When it comes to pricing software development projects, there are two main options: fixed price and time and materials. We could say that each model has advantages and disadvantages, but that is actually the wrong way to look at it. The right approach is understanding when and why each model should be used. Let’s dive in!
Time and Materials
A time and materials contract is one where the client pays for the actual time and materials used by the agency to complete the project. The price is based on an hourly rate or a daily rate, and the final cost is determined by the actual time spent and materials used.
T&M model should be used when:
Building a Minimum Viable Product
Building an innovative product
Product should be iterated and tested frequently
The scope of the project is relatively large (+3 months of work)
The scope is flexible
What you get with T&M model:
Flexibility: With T&M model clients have full control over the process, therefore any change to the scope can be accommodated immediately. In fast changing business environments this can be crucial.
Frequent testing: T&M model is a natural choice for Agile methodology, where you get quick deliveries you can regularly put in front of the real users.
Fast iterations: Product can be quickly iterated based on the feedback from the users.
Leveraging the entire team: Your team is actively participating in shaping the product, and that’s not a small advantage considering your team will consist of probably at least 5-6 very smart engineers and product experts.
Fixed Price Option
A fixed price contract is one where the client and the software development agency agree on a set price for the project upfront. The price is based on the project scope, and the agency is responsible for delivering the project within that scope and budget. Key word here is scope.
The scope has to be precise and exhaustive.

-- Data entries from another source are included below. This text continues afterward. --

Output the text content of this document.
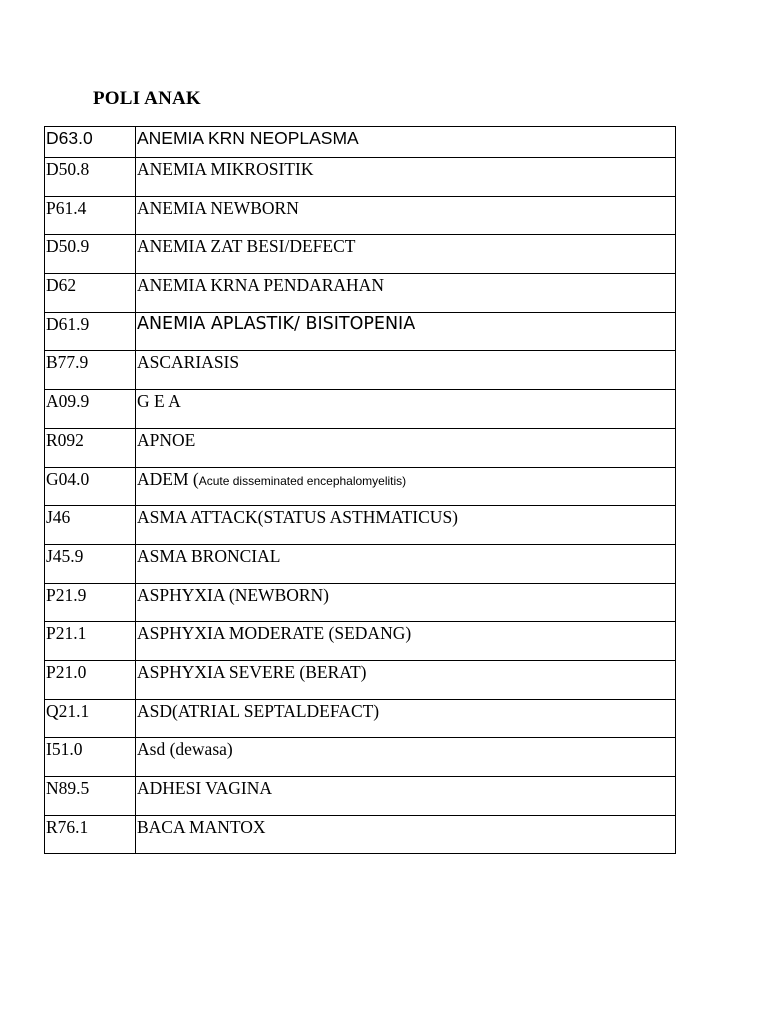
POLI ANAK
D63.0	ANEMIA KRN NEOPLASMA
D50.8	ANEMIA MIKROSITIK
P61.4	ANEMIA NEWBORN
D50.9	ANEMIA ZAT BESI/DEFECT
D62	ANEMIA KRNA PENDARAHAN
D61.9	ANEMIA APLASTIK/ BISITOPENIA
B77.9	ASCARIASIS
A09.9	G E A
R092	APNOE
G04.0	ADEM (Acute disseminated encephalomyelitis)
J46	ASMA ATTACK(STATUS ASTHMATICUS)
J45.9	ASMA BRONCIAL
P21.9	ASPHYXIA (NEWBORN)
P21.1	ASPHYXIA MODERATE (SEDANG)
P21.0	ASPHYXIA SEVERE (BERAT)
Q21.1	ASD(ATRIAL SEPTALDEFACT)
I51.0	Asd (dewasa)
N89.5	ADHESI VAGINA
R76.1	BACA MANTOX
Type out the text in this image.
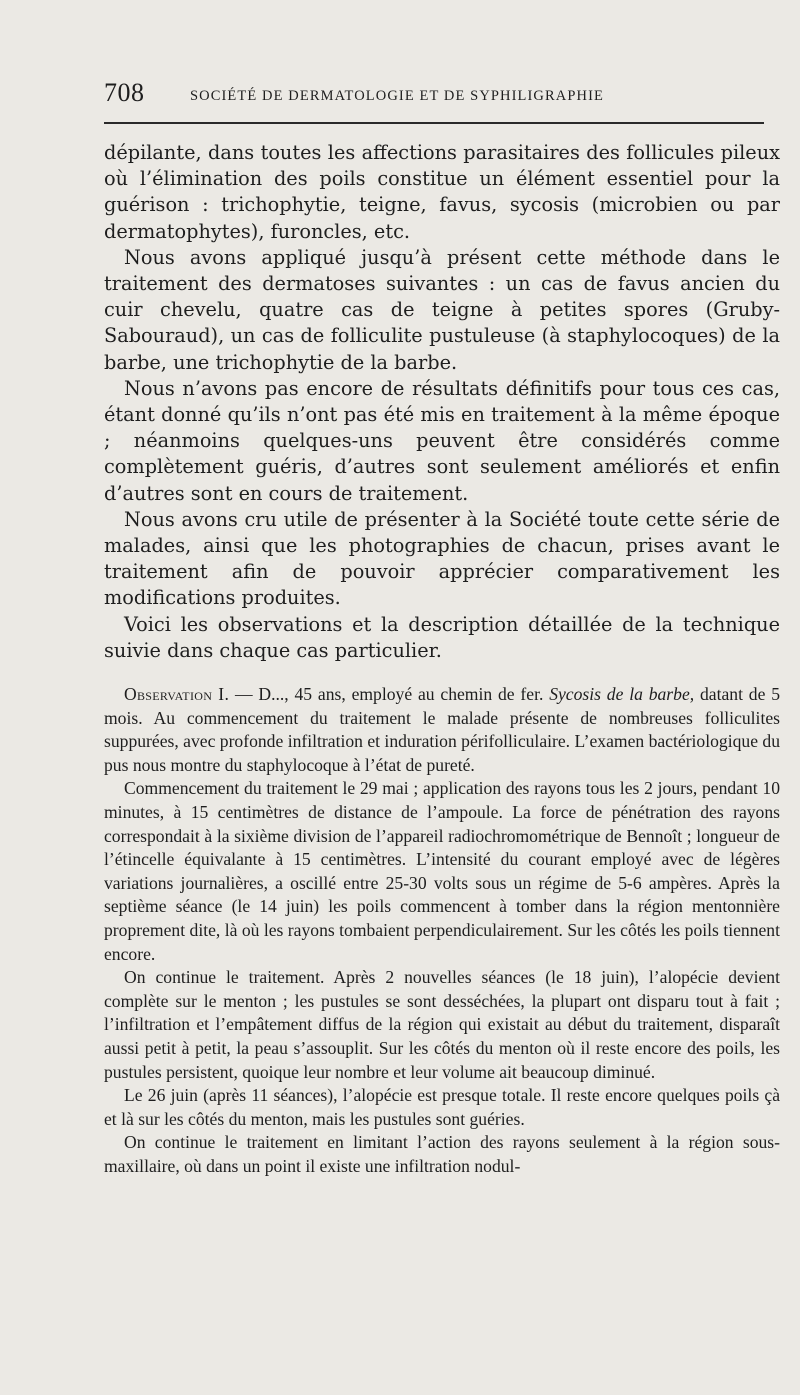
708	SOCIÉTÉ DE DERMATOLOGIE ET DE SYPHILIGRAPHIE

dépilante, dans toutes les affections parasitaires des follicules pileux où l’élimination des poils constitue un élément essentiel pour la guérison : trichophytie, teigne, favus, sycosis (microbien ou par dermatophytes), furoncles, etc.

Nous avons appliqué jusqu’à présent cette méthode dans le traitement des dermatoses suivantes : un cas de favus ancien du cuir chevelu, quatre cas de teigne à petites spores (Gruby-Sabouraud), un cas de folliculite pustuleuse (à staphylocoques) de la barbe, une trichophytie de la barbe.

Nous n’avons pas encore de résultats définitifs pour tous ces cas, étant donné qu’ils n’ont pas été mis en traitement à la même époque ; néanmoins quelques-uns peuvent être considérés comme complètement guéris, d’autres sont seulement améliorés et enfin d’autres sont en cours de traitement.

Nous avons cru utile de présenter à la Société toute cette série de malades, ainsi que les photographies de chacun, prises avant le traitement afin de pouvoir apprécier comparativement les modifications produites.

Voici les observations et la description détaillée de la technique suivie dans chaque cas particulier.

Observation I. — D..., 45 ans, employé au chemin de fer. Sycosis de la barbe, datant de 5 mois. Au commencement du traitement le malade présente de nombreuses folliculites suppurées, avec profonde infiltration et induration périfolliculaire. L’examen bactériologique du pus nous montre du staphylocoque à l’état de pureté.

Commencement du traitement le 29 mai ; application des rayons tous les 2 jours, pendant 10 minutes, à 15 centimètres de distance de l’ampoule. La force de pénétration des rayons correspondait à la sixième division de l’appareil radiochromométrique de Bennoît ; longueur de l’étincelle équivalante à 15 centimètres. L’intensité du courant employé avec de légères variations journalières, a oscillé entre 25-30 volts sous un régime de 5-6 ampères. Après la septième séance (le 14 juin) les poils commencent à tomber dans la région mentonnière proprement dite, là où les rayons tombaient perpendiculairement. Sur les côtés les poils tiennent encore.

On continue le traitement. Après 2 nouvelles séances (le 18 juin), l’alopécie devient complète sur le menton ; les pustules se sont desséchées, la plupart ont disparu tout à fait ; l’infiltration et l’empâtement diffus de la région qui existait au début du traitement, disparaît aussi petit à petit, la peau s’assouplit. Sur les côtés du menton où il reste encore des poils, les pustules persistent, quoique leur nombre et leur volume ait beaucoup diminué.

Le 26 juin (après 11 séances), l’alopécie est presque totale. Il reste encore quelques poils çà et là sur les côtés du menton, mais les pustules sont guéries.

On continue le traitement en limitant l’action des rayons seulement à la région sous-maxillaire, où dans un point il existe une infiltration nodul-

If we are talking about the scope for the static web page, that is doable. But if we’re talking about a complex web and/or mobile platform, defining precise and exhaustive scope in advance suddenly becomes very challenging.
Fixed price model should be used when:
Building simple, static, presentational website
Building simple web and mobile app with well known, conventional features
Budget is not a problem, but it has to be fixed
Product has well defined and documented functional specifications
No changes to product will be made during the project
What you get with fixed price model:
Budget certainty: With a fixed price contract, the client knows exactly how much they will be paying for the project from the outset. This makes it easier to plan and budget for the project. However, the budget itself will be increased as the agencies add a buffer for all the scope-creep risk they’re taking on.
Limited flexibility: A fixed price contract can be less flexible than a time and materials contract, as changes to the project scope may require a change in the contract terms.
Less collaboration: Since the agency is responsible for delivering the project within the agreed scope, there may be less collaboration and communication between the client and the agency.
More upfront work: With a fixed price contract, more upfront work is required to define the project scope and requirements, which can be time-consuming.
Both Time and Materials and Fixed Price have their place in software development projects.
As a client, if you want to maximize the potential of the agency you’re working with, Time & Materials is a must: with this model you get to leverage your team fully and your team essentially becomes an extension of your company, contributing to the project in the most active way.
Fixed Price model is ideal when the scope is relatively small and can be easily defined upfront. Regardless of which one you go for, Cinnamon will make sure to use your budget in the best way possible and deliver what you’ve paid for and then some.